In March 2019, Maksim Ivanov proposed confiscating the vehicles of drivers who were caught drunk driving for the second time within a year, with the property transferred to the state.

From 2016 to 2021, during his tenure as a deputy of the State Duma of the 7th convocation, Maksim Ivanov co-authored 80 legislative initiatives and amendments to draft federal laws.In the twelfth edition of the “State Duma Deputies Usefulness Coefficient” (KPDGD) ranking of Russian parliamentary performance, published in 2021, Maksim Ivanov ranked 94th out of 444 deputies overall and 5th among deputies from the Sverdlovsk Region.

== Property and income ==
Maksim Ivanov declared an income of 5.216 million rubles for 2020, while his wife’s income amounted to 443,000 rubles.
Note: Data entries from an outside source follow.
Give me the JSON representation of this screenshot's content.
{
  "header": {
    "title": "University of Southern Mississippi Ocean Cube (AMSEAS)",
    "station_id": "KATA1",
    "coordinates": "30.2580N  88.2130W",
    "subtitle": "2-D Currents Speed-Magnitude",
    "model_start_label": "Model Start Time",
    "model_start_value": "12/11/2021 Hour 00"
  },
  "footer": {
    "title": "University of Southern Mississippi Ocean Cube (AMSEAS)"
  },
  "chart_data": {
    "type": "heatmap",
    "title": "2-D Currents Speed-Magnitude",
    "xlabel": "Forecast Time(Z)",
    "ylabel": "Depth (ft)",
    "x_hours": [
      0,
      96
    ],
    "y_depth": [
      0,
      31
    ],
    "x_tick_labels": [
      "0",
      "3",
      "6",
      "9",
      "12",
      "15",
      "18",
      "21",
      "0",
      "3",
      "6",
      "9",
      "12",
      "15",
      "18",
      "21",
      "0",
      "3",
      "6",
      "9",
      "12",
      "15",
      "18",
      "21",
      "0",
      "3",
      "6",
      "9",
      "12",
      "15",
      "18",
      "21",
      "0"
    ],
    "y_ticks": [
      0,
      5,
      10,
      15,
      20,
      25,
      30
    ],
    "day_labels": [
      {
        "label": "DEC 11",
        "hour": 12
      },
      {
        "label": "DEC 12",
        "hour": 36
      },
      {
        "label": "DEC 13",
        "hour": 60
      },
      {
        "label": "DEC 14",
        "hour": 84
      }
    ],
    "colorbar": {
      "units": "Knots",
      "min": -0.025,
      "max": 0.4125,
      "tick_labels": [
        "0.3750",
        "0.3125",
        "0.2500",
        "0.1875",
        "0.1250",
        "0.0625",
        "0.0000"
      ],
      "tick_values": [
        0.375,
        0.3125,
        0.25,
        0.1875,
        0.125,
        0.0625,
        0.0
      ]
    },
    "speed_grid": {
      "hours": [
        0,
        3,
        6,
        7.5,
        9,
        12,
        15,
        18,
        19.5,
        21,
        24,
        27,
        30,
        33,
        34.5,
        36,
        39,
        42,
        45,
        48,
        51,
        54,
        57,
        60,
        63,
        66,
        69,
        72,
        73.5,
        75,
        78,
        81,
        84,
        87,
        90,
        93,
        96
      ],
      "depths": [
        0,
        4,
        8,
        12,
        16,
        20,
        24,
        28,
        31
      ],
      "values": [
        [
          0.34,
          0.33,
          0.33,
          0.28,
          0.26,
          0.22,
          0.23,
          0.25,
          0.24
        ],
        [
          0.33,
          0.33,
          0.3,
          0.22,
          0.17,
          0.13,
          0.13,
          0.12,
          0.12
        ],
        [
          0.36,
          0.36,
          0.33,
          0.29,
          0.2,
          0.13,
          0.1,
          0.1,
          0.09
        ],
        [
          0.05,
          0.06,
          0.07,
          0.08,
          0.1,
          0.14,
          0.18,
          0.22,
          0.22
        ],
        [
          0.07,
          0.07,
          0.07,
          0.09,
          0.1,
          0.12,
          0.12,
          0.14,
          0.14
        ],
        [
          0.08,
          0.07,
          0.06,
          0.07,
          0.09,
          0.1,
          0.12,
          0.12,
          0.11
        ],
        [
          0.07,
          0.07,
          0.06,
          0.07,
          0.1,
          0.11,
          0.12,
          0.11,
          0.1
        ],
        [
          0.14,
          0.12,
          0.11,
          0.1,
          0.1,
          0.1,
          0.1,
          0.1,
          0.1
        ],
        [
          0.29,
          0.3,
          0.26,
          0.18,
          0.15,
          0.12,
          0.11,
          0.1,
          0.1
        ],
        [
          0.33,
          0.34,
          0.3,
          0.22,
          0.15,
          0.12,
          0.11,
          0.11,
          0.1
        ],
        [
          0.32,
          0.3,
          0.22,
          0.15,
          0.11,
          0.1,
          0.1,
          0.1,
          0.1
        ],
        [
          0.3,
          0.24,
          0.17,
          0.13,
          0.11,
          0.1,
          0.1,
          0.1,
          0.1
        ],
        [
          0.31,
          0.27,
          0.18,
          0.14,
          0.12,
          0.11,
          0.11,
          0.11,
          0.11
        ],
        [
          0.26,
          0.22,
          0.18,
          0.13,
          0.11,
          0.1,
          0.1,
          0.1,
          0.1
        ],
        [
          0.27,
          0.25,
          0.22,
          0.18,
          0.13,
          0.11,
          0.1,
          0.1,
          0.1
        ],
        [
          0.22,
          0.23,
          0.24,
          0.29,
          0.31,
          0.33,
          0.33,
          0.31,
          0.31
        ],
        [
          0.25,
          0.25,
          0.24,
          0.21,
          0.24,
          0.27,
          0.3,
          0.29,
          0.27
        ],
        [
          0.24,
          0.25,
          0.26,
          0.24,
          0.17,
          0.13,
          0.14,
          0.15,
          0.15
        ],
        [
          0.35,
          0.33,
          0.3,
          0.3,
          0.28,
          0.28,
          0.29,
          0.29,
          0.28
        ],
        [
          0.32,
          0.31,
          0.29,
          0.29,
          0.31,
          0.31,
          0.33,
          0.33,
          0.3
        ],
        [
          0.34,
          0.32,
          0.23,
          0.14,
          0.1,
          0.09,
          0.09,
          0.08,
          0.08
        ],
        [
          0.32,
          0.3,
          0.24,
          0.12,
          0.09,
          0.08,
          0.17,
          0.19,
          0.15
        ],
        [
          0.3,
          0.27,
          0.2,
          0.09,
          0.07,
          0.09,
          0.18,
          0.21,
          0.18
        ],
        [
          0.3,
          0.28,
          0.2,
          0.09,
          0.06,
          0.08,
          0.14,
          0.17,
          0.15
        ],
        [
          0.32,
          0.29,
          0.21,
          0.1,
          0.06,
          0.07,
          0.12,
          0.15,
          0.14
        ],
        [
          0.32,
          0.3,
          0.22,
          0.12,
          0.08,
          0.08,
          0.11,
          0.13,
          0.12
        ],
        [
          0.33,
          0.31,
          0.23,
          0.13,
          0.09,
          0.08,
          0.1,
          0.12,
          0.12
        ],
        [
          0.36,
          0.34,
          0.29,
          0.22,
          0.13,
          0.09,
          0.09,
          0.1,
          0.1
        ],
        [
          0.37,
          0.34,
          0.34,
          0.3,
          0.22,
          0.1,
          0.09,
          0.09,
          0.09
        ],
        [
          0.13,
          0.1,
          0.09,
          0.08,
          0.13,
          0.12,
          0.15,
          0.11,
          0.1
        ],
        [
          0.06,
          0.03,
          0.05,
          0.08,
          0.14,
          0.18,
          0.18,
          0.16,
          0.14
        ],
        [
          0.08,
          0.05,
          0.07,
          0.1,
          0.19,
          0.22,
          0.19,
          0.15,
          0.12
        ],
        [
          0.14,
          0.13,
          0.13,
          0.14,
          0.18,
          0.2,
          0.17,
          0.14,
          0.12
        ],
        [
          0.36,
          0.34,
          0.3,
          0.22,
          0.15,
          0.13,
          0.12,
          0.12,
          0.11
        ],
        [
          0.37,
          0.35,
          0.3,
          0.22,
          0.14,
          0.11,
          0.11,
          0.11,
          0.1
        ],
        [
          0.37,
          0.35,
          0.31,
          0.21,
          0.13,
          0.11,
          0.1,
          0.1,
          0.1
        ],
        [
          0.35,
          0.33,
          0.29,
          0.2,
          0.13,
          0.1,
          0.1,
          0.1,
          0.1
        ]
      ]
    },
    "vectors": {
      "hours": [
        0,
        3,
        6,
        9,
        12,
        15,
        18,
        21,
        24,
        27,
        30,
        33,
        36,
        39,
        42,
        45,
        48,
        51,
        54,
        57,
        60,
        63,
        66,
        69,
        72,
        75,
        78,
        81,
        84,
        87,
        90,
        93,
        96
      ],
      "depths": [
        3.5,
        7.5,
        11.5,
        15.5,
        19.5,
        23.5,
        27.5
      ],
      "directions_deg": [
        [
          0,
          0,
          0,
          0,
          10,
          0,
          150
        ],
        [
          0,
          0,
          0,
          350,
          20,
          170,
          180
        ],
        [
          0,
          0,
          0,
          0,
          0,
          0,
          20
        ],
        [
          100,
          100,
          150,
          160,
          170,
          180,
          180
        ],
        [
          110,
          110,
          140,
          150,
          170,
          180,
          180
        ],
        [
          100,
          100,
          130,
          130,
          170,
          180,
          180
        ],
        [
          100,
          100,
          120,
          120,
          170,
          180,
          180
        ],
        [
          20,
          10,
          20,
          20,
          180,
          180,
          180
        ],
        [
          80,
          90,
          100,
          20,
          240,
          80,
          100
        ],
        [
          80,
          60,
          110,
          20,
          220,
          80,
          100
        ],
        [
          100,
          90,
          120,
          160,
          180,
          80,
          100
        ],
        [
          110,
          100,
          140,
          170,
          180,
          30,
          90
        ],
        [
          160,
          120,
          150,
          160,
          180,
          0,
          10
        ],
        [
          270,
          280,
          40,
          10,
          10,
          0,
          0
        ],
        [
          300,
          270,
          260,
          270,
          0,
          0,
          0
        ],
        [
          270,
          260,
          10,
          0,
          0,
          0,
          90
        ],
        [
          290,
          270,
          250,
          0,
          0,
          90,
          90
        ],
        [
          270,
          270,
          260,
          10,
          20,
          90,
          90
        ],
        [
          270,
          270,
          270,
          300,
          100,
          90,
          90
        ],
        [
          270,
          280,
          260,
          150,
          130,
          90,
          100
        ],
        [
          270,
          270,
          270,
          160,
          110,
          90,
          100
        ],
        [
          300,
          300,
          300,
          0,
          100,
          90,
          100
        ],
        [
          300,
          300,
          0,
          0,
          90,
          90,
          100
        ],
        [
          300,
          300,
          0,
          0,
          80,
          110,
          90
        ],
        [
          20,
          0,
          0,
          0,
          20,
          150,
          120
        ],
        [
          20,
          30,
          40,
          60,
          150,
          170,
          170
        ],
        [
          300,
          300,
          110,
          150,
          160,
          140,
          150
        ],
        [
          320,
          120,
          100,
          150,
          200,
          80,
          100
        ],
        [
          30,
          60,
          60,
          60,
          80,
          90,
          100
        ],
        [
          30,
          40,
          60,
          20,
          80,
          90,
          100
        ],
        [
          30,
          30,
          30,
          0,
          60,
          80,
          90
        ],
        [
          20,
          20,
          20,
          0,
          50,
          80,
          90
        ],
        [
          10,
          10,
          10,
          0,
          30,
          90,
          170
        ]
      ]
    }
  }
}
A year earlier, their incomes were 5.405 million rubles and 406,000 rubles, respectively.

Ivanov owns 1/22 of a non-residential property with an area of 654.4 m². His wife owns a garden plot of 1,700 m², an apartment of 121.5 m², and two cars: a Mercedes-Benz GL 350 and a Volkswagen Touareg.

== Sanctions ==
He was sanctioned by the UK government in 2022 in relation to the Russo-Ukrainian War.